This repository serves as a playground example of running Bee locally using docker images.
To run these images you require docker-desktop or the open-source rancher-desktop.
So far it has been tested on Unix software; it should not behave much differently on Windows, except for the get_parcel.sh
which relies on some Unix commands to download the parcels. However, it should not be too hard to replicate the behaviour using wget for Windows.
Location of data used. Inside there is a mock json with nested columns. Feel free to add any data you need here.
Location of configuration files for running bee. Samples are provided, feel free to add your own.
Folder containing the image for Hbase
Folder containing the images for Zookeeper, Kafka and SchemaRegistry.
Folder containing jars, scripts and other utils necessary to run Bee in a docker image
In this folder you can put all the jars you need for running Bee with additional software necessary; ie. if you want to run Bee and write to HBase, you will need several jars related to hadoop/hbase.
get_parcel.sh
is a bash script that is used to download all the jars that CDP7 private cloud is distributing. After download, it will unpack to parcel. From parcel/jars/
you can move all the jars you need to the bee/jars
folder.
This step is optional, since for a lot of spark applications you dont need more than what is provided in the apache/spark image. However, hbase, hadoop, kafka connectors are located in the CDP distribution.

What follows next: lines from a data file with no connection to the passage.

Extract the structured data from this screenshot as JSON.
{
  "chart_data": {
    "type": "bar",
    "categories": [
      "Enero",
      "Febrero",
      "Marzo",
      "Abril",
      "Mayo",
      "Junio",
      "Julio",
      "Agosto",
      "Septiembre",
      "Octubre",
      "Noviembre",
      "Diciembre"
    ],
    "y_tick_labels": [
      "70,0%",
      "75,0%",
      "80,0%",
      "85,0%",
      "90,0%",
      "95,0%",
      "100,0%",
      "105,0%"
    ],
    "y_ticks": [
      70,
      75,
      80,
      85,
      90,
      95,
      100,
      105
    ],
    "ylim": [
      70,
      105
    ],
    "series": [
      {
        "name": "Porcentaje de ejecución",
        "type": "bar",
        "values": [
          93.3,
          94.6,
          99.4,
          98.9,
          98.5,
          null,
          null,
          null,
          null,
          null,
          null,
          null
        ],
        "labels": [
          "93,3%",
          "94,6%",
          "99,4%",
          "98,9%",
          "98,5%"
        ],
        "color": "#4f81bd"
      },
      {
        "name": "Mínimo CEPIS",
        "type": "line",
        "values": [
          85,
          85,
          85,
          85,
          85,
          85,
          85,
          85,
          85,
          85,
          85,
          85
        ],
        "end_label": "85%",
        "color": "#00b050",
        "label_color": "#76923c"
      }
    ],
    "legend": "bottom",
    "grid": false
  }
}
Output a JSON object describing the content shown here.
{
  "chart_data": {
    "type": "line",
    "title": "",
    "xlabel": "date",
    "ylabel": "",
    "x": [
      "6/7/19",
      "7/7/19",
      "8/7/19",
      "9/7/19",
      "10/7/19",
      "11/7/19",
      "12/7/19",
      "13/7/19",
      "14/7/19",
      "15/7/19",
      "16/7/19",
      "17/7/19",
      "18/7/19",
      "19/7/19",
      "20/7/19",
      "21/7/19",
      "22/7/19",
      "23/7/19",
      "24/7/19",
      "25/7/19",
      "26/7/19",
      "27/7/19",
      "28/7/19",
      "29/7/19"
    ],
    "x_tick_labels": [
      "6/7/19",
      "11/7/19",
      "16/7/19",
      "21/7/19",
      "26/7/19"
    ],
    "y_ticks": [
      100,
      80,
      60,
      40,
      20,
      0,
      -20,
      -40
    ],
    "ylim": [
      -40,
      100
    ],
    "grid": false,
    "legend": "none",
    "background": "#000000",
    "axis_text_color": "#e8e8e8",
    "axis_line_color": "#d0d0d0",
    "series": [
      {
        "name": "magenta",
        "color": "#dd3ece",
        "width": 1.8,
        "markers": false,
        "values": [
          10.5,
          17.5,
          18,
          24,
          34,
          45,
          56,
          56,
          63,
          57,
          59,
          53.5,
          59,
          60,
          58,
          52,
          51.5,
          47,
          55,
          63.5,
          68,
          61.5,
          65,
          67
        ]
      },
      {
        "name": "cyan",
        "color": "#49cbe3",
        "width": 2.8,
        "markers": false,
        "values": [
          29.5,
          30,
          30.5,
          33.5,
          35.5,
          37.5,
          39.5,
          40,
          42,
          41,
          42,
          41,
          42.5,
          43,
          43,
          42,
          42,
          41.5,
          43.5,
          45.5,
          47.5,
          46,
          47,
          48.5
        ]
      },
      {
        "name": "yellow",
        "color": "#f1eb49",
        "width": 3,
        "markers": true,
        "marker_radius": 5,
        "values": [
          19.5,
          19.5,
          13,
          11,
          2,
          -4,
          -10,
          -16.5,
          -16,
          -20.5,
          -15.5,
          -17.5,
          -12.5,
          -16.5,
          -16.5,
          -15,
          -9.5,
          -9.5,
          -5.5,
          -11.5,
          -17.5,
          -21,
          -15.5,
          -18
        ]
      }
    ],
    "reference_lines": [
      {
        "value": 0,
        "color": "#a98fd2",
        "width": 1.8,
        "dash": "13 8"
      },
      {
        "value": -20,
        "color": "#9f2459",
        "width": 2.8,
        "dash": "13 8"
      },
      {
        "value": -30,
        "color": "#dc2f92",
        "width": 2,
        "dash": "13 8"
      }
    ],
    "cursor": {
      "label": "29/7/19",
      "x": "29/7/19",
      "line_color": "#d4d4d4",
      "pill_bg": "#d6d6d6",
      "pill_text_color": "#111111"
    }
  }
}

Note: the parcel tgz file is 7GB large, so it might take some time to download.
An example of a script used to call a bee job.

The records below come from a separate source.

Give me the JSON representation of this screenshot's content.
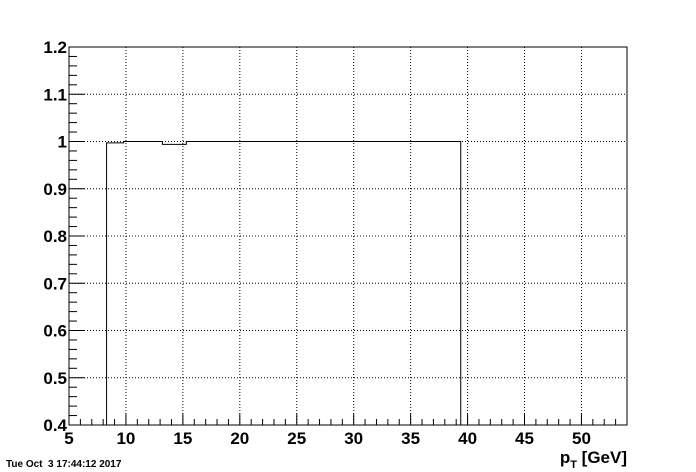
{
  "chart_data": {
    "type": "histogram",
    "title": "",
    "xlabel": {
      "main": "p",
      "sub": "T",
      "unit": " [GeV]"
    },
    "ylabel": "",
    "xlim": [
      5,
      54
    ],
    "ylim": [
      0.4,
      1.2
    ],
    "x_ticks": [
      5,
      10,
      15,
      20,
      25,
      30,
      35,
      40,
      45,
      50
    ],
    "y_ticks": [
      0.4,
      0.5,
      0.6,
      0.7,
      0.8,
      0.9,
      1,
      1.1,
      1.2
    ],
    "y_tick_labels": [
      "0.4",
      "0.5",
      "0.6",
      "0.7",
      "0.8",
      "0.9",
      "1",
      "1.1",
      "1.2"
    ],
    "grid": true,
    "bins": [
      {
        "x0": 8.3,
        "x1": 9.8,
        "y": 0.997
      },
      {
        "x0": 9.8,
        "x1": 13.2,
        "y": 1.0
      },
      {
        "x0": 13.2,
        "x1": 15.3,
        "y": 0.994
      },
      {
        "x0": 15.3,
        "x1": 39.4,
        "y": 1.0
      }
    ]
  },
  "footer": {
    "timestamp": "Tue Oct  3 17:44:12 2017"
  }
}
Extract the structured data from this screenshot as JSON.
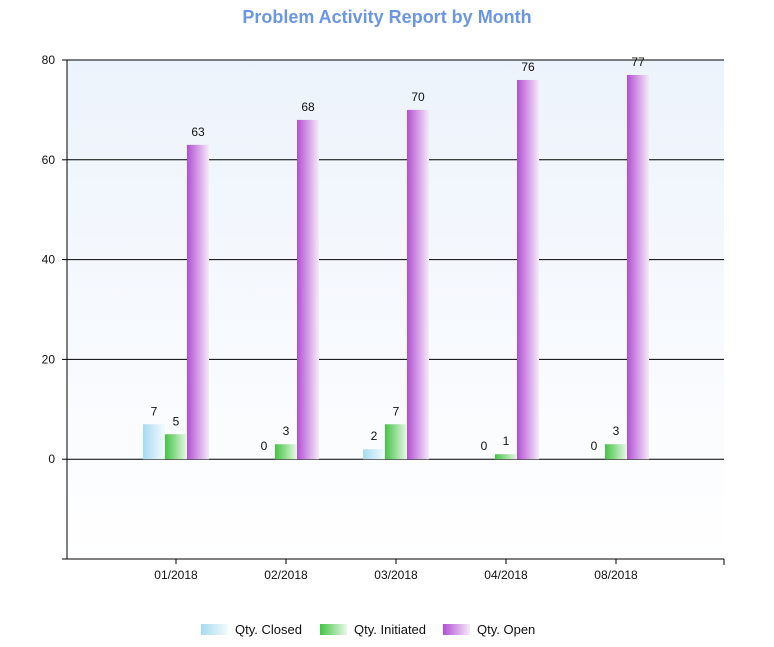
{
  "chart_data": {
    "type": "bar",
    "title": "Problem Activity Report by Month",
    "categories": [
      "01/2018",
      "02/2018",
      "03/2018",
      "04/2018",
      "08/2018"
    ],
    "series": [
      {
        "name": "Qty. Closed",
        "values": [
          7,
          0,
          2,
          0,
          0
        ],
        "color": "#a6dbf0"
      },
      {
        "name": "Qty. Initiated",
        "values": [
          5,
          3,
          7,
          1,
          3
        ],
        "color": "#44c444"
      },
      {
        "name": "Qty. Open",
        "values": [
          63,
          68,
          70,
          76,
          77
        ],
        "color": "#b24fd3"
      }
    ],
    "ylim": [
      -20,
      80
    ],
    "yticks": [
      0,
      20,
      40,
      60,
      80
    ],
    "grid": true,
    "legend": "bottom"
  }
}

Before running bee, we need to compile the fat jars of utilities and beeCore and put them inside the bee folder.
sbt clean
sbt compile
sbt assembly
mv {beeutilities_folder or beeCore_folder}/target/scala_2.12/*.jar bee
In order to start bee, you can run the following commands from the repository root:
docker run [(optional if running with kafka) --network kafka_default] -p 4040:4040 -v $(pwd)/bee:/bee -v $(pwd)/conf:/conf -v $(pwd)/data:/data -it apache/spark /bin/bash
Note: HOME is /Users/amilosevic/ in my case; change the command to fit where your repository is located.
This will put you on a shell inside a docker container. You can cd
your way to the root, and from there call bash submit_bee.sh hello.conf
Before starting Bee as explained in the previous step, you can start Kafka by entering the Kafka folder and running docker-compose.yaml. This will start the Zookeeper instance, Kafka Broker(broker:29092) and Schema Registry.

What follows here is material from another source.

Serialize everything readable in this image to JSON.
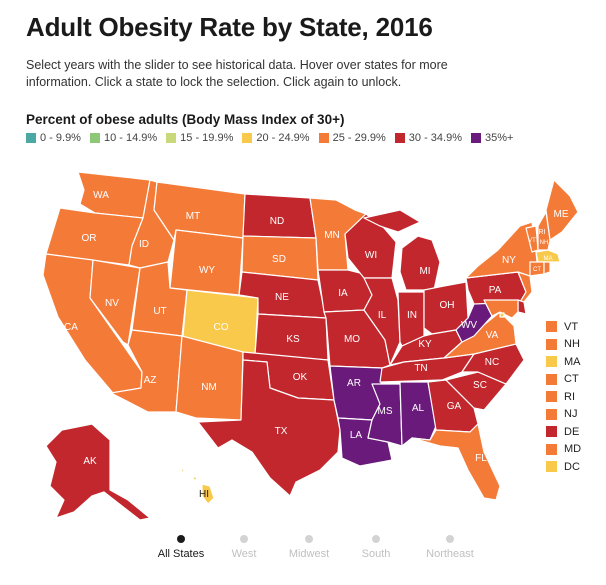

You can play around in this container by using docker exec -ti {ContainerID} /bin/bash
. To find the ContainerID use docker ps
.
Inside the container all the regular Kafka CLI commands are available, as well as curl calls to the schema registry.
You can use HBase after building the base image by running docker build -t my-hbase .
inside of the hbase folder.
After that you can run the image by running the following command docker run -it [(optional if running with kafka) --network kafka_default] -p 2181:2181 -p 2888:2888 -p 3888:3888 -p 16010:16010 -p 16000:16000 -p 16020:16020 -p 16030:16030 -p 8080:8080 my-hbase
In order for all containers to be able to communicate with each other, they have to be in the same internal network. Since Kafka is started from the folder kafka with docker-compose up
, docker will create a network called kafka_default, where we will put all other services as well. In case of running without kafka, just omit the --network kafka_default from the run command.
-
--jars $(ls -d /bee/jars/* | tr '\n' ',')\
can be used inside of the spark-submit to attach all the jars from bee/jars to the spark process. -
Due to the implementation of the HBase Connection inside BeeUtilities, it is not currently possible to do streaming writes to HBase.
-
Any spark application can be packaged inside the bee folder as a fat jar and run with a similar script to submit_bee, with changed values.